Explico-me: enquanto outros aplicativos de conversação, como Whatsapp, Telegram ou Signal dependem de conexão e usam servidores centralizados, o Bitchat circula as informações apenas entre os aparelhos, portanto não pode ser rastreado nem ter suas informações bloqueadas. Os usuários armam suas próprias redes, que podem ter distintos tamanhos, e assim conseguem burlar qualquer controle estatal à livre comunicação. Esse tipo de uso é uma novidade – até porque o Bitchat é uma ferramenta recente. Outra novidade que vimos nesse processo foi o uso do Discord, que no Brasil também é popular entre a Geração Z, sobretudo os gamers. Segundo o The New York Times, os participantes do levante nepalense escolheram Karki como sua primeira-ministra interina por meio de um servidor no Discord ao qual deram o título de Assembleia. Karki é uma jurista que chegou a integrar a Suprema Corte e assumiu com um discurso de pacificação, centrado no combate à corrupção. Com mais de 70 anos, tem uma trajetória marcada pela defesa dos direitos humanos.

A história da cultura digital contra a opressão não começou ontem. Desde que a web se popularizou, no início dos anos 1990, diferentes tecnologias vêm sendo usadas em diferentes épocas. Agora, como demonstra o levante da Geração Z no Nepal, não se trata apenas de lutar contra a eventual censura governamental, mas também contra as soluções proprietárias de empresas estadunidenses. O Bitchat é criação de um super rico dos EUA, mas com uma outra abordagem do que a internet deve ser – aberta, livre e descentralizada. E esse super rico só conseguiu criá-la porque se escorou em contribuições essenciais da comunidade de software livre.

Ainda em 1994, os Zapatistas foram tecnopolíticos pioneiros. Os comunicados do Subcomandante Marcos eram distribuídos para caixas de e-mail de ativistas do mundo todo. Com isso, conseguiram enorme apoio da opinião pública ao seu levante revolucionário contra a globalização neoliberal. No fim dos anos 1990, o movimento antiglobalização criou o Indymedia, um site colaborativo onde nós, os militantes, éramos os produtores de conteúdo. O mesmo ocorreu nos Fóruns Sociais Mundiais.

Na Espanha, após os atentados terroristas de Madri, os ativistas se articularam por SMS para realizar protestos que demonstraram a culpa do governo de direita por aquela imensa tragédia. As autoridades quiseram criar uma cortina de fumaça, mas a população impediu. Resultado: ficou evidente que as explosões eram uma resposta à aliança da Espanha com o governo dos EUA na guerra do Iraque. São muitos e até mais conhecidos os exemplos de uso de sites de redes sociais, como Twitter e Facebook, para articulação de protestos, com diferentes colorações políticas.

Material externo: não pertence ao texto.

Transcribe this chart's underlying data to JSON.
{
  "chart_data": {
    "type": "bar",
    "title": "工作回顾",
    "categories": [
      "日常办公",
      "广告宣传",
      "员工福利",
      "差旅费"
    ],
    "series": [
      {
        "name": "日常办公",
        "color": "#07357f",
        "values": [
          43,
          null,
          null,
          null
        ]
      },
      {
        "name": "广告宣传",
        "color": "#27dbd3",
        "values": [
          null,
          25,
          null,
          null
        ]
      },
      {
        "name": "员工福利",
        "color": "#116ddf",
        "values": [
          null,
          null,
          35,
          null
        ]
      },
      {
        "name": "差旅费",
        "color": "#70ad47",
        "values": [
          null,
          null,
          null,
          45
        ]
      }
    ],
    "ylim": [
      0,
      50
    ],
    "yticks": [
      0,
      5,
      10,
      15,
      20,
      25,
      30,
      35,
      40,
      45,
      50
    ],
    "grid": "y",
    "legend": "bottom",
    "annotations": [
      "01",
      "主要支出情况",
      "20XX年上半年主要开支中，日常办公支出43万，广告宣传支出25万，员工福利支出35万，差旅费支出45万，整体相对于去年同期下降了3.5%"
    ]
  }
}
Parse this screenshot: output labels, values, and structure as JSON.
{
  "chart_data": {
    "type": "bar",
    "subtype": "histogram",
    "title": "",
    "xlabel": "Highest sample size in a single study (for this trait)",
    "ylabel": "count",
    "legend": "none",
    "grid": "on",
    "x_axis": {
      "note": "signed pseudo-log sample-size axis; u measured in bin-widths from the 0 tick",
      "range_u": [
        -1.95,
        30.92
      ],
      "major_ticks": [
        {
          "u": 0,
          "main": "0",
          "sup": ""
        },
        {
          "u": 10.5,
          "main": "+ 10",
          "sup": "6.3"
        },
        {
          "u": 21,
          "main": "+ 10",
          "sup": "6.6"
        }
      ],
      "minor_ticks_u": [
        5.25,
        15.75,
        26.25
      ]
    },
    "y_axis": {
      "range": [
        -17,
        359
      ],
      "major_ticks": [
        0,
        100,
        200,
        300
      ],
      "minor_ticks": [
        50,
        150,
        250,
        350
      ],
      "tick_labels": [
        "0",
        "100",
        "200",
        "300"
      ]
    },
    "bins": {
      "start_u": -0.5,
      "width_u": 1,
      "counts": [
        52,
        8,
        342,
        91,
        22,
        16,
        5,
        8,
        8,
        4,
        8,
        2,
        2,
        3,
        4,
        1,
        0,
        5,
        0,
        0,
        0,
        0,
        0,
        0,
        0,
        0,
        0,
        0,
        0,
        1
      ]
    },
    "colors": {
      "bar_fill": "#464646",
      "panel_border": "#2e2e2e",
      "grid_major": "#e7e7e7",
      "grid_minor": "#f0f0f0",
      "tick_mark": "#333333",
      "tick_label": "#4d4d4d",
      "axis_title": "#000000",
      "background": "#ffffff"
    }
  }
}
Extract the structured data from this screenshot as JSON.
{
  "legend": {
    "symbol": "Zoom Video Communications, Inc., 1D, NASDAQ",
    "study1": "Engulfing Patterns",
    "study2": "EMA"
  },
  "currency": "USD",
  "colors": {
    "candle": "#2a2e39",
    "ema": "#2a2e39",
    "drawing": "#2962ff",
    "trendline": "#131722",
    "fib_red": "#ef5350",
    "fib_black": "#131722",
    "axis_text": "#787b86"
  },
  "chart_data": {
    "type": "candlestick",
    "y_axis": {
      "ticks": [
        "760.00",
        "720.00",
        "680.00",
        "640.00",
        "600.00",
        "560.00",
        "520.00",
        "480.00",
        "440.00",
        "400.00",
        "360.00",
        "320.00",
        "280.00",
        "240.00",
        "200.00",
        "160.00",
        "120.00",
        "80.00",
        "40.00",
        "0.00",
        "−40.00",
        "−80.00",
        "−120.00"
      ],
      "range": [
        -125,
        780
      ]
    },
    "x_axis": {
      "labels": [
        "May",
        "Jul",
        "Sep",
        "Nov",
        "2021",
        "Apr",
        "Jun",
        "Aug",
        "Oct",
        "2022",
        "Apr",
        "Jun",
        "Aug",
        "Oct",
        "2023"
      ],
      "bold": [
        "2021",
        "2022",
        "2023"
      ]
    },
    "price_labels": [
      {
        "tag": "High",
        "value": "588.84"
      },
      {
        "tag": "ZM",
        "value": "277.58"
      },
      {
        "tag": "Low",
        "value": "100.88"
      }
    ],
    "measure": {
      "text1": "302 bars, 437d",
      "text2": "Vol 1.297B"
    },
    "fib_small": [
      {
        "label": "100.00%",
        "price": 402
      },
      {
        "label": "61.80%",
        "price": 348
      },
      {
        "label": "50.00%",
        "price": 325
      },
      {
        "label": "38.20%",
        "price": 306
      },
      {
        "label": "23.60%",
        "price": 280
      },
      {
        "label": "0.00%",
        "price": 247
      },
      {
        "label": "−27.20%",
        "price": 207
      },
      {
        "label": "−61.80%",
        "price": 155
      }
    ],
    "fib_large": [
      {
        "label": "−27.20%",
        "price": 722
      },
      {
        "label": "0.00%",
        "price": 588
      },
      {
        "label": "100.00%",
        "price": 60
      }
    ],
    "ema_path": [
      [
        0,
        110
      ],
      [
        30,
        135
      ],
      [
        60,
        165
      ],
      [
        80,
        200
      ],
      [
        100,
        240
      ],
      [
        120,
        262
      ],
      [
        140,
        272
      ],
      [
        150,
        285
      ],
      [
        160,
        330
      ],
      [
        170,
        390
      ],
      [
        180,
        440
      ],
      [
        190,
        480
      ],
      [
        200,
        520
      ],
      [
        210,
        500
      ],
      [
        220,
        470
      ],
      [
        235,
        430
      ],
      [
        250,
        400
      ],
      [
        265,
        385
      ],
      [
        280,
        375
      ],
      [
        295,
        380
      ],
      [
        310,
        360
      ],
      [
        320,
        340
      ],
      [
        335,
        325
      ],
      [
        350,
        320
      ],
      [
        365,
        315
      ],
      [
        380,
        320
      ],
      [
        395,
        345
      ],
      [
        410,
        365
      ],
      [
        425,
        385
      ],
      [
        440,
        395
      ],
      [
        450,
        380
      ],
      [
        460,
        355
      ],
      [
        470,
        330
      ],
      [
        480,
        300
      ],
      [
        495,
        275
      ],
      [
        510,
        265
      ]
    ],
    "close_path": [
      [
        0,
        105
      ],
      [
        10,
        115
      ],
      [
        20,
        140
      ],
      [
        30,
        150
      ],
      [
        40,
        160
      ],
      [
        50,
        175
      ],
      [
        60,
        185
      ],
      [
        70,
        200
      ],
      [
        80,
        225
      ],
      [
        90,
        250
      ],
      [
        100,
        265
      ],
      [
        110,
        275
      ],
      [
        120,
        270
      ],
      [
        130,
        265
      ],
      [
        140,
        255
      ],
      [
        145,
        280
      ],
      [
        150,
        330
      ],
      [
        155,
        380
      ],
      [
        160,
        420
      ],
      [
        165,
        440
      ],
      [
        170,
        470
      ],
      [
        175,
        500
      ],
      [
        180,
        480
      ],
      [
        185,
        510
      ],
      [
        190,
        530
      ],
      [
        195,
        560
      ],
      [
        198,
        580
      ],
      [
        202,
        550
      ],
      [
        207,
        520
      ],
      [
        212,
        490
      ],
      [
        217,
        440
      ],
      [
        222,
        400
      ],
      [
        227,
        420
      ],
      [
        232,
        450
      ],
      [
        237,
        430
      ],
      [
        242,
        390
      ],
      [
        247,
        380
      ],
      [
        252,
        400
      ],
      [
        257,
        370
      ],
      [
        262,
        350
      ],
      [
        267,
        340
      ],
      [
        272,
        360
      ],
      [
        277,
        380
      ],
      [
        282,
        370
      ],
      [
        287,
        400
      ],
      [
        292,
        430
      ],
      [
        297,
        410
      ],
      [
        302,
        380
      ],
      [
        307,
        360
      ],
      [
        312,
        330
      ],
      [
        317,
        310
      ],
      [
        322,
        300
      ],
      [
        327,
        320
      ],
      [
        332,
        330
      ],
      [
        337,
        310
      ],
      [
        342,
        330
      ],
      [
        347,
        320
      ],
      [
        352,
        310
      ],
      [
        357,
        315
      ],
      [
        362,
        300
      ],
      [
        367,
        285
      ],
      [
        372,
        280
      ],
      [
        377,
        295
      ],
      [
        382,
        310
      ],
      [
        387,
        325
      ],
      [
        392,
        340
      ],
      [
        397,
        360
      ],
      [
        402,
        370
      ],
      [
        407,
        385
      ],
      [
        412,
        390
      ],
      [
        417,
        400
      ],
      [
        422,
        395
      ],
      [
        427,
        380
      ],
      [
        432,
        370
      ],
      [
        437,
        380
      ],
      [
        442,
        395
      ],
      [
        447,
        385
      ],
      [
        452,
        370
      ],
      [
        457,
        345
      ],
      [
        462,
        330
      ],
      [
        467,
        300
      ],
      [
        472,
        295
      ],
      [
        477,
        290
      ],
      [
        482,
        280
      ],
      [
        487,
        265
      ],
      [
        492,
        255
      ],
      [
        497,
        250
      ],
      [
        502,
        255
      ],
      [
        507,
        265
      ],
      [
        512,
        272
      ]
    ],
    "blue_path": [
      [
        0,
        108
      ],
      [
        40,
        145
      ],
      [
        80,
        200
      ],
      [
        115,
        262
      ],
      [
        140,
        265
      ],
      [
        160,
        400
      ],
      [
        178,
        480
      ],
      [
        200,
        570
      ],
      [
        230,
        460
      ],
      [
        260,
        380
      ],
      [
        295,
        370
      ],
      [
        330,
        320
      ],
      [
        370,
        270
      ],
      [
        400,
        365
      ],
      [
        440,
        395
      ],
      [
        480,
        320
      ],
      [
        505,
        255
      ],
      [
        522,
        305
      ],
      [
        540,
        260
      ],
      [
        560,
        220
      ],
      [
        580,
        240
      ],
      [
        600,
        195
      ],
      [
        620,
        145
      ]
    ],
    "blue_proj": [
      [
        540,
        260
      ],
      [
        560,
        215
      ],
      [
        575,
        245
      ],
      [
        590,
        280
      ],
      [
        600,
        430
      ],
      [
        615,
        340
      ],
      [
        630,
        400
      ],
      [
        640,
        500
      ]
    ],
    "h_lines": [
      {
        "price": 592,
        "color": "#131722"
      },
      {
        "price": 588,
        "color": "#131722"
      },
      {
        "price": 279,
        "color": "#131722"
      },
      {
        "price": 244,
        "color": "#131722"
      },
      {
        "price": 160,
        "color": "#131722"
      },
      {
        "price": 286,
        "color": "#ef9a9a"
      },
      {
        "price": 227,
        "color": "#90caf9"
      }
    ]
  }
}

O levante de Katmandu nos mostra que a história da internet livre não acabou no jantar maléfico de Trump e seus asseclas do Vale do Silício ocorrido na semana passada. Nem só de BigTechs ultracapitalistas estamos servidos. Não podemos deixar a bandeira da liberdade ser hasteada pela extrema direita, que tenta agora capturar as narrativas contestatórias, como se o ciberativismo tivesse sido inventado por eles. Não foi. E é bom que os ativistas brasileiros fiquem de olho nessas possibilidades. Em 2026, nosso país será o epicentro principal da disputa planetária pela democracia. O lado de lá é pródigo em construir narrativas mentirosas e conta com muitos recursos, financeiros, mas não só. E nós, os ativistas progressistas, contamos com o que?